Recently we have been contacted by Jessica Stensrud, who is working tirelessly to champion an anti-bullying bill that would create further support for employees being harassed on the job. She has prepared an essay that we share here. To get involved in this issue, contact Ms. Stensrud at firstname.lastname@example.org.
When I try to think like most people who haven’t experienced workplace bullying or deny that it even exists, I imagine that when they hear “The Healthy Workplace Bill,” it can sound sort of naïve or even Pollyanna-ish (if that’s even a word). “What? People need a law in place to FORCE them to be NICE? And what is ‘nice’ anyway? What about competitiveness, aggressive go–getter stuff; all that? Isn’t that normal in business? If you ruled that out, what would you have? A bunch of powder puffs trying to get stuff done.”
No, what I am talking about is there being a law that prevents deliberate acts of complete and intentional cruelty above and beyond anything to do with work. Often times, employees’ time is spent trying to comply with orders that are given, when bullying is taking place, that have nothing whatsoever to do with productivity or the success of the company. It is torture for the sake of torture.
Some people literally cannot seem to help themselves resist abuses of power. Just because they can. Or for deep psychological issues they never came to terms with and never want to. Or because someone else is bullying them from the top.
No one should have to go to work in fear that one of these types of people will be playing a cat and mouse game with them – sometimes for years on end. Companies should want to develop a culture where all peoples’ ideas are valued and their work time is honored and respected, not spent redoing a spreadsheet 15 times just because someone feels good torturing them, for instance; sabotaging their work, accusing them falsely of things, writing them up just because they don’t like them.
A healthy work culture is a lot more than having a game room. It means not living in fear that you will be called into a private room where you are excoriated verbally and sometimes physically, but you take it because you need that job and jobs are hard to find.
Statistics show that women get bullied more than men, but I personally find that hard to believe. Most men that I know of endure coming-of-age bullying that starts in kindergarten if not earlier that only gets worse as it is spoken of – so it runs deep into the bone. The only way to overcome bullying in that environment is literally to beat that person up! This is MORE bullying!
Girls are learning this as well now. I suppose all bullying of every kind cannot be totally stopped, but many countries are pressing for change in school to identify bullying especially as, if unchecked, it can result in terrible carnage when guns are involved. We also now have cyber bullying where students are tortured to the point of suicide. To my knowledge, no one has done any study to find out if workers who “go postal” were bullied, but I digress.
The point is our society values strong, tough guy managers who yell and scream and “get things done” using any means necessary without studying the impact on employees’ well-being or productivity. Imagine studying what work would be like if there were no yelling, screaming, pushing and shoving.
The Healthy Workplace Bill seeks to give bullied employees legal recourse as there is no law against this type of harassment on the books currently in any state.

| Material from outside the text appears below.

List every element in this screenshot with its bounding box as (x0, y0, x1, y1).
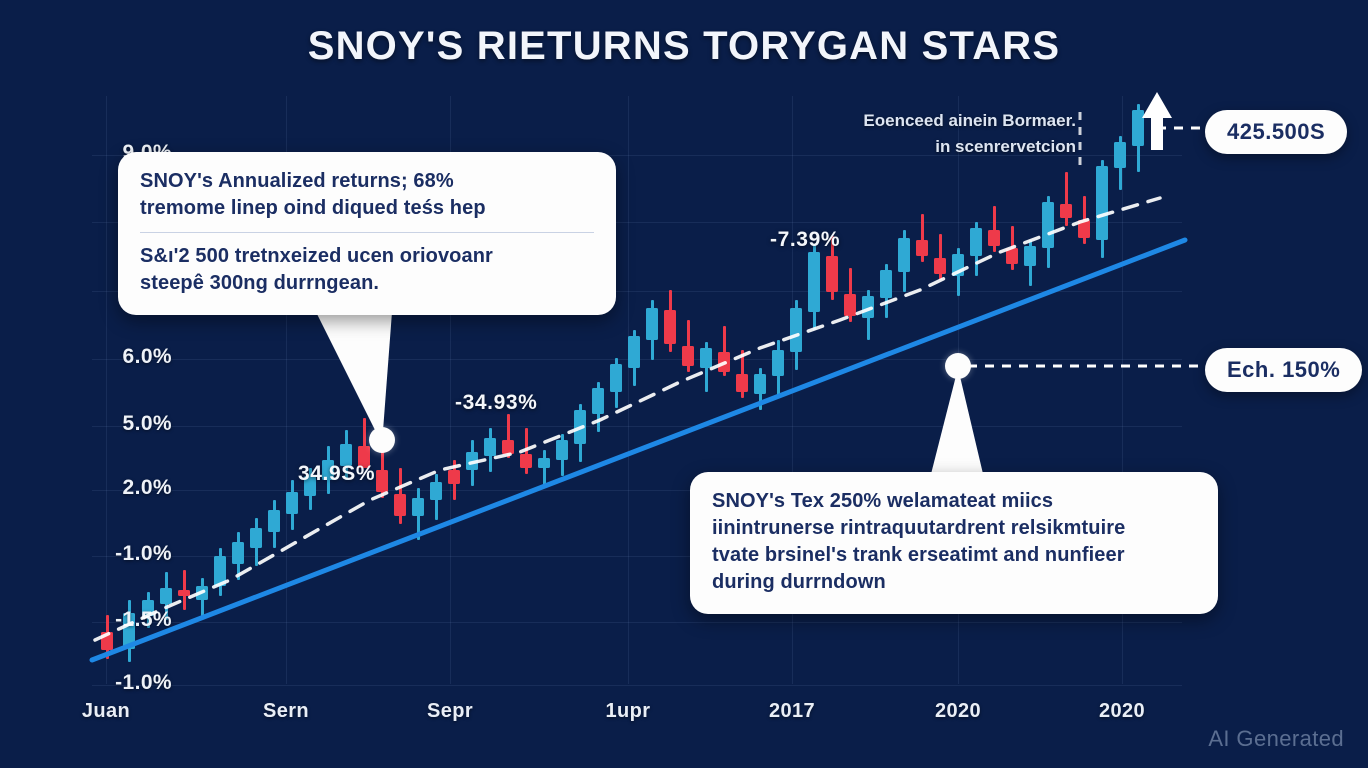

It also encourages companies to take a look at their work culture and take proactive steps to both avoid lawsuits and create a productive work culture where people are valued for the work they perform because they feel valued, included and motivated by respect.
For more information about the Healthy Workplace Bill, please visit their website here.
Have a look at information from the Workplace Bullying Institute, the creation of Drs. Gary and Ruth Namie, visit their website here.
What I need most are “coalition partners” or those who will demand from their legislators that this bill be introduced and voted into place.
I am working on finding a sponsor to introduce the bill when the RI Legislature reconvenes in January.
Massachusetts is the first state in the country to have the bill so favorably received – they have had three positive legislative hearings and are close to having it voted into law. Many people work and live interchangeably in these two states so it would be wonderful if Rhode Island could also enact this law.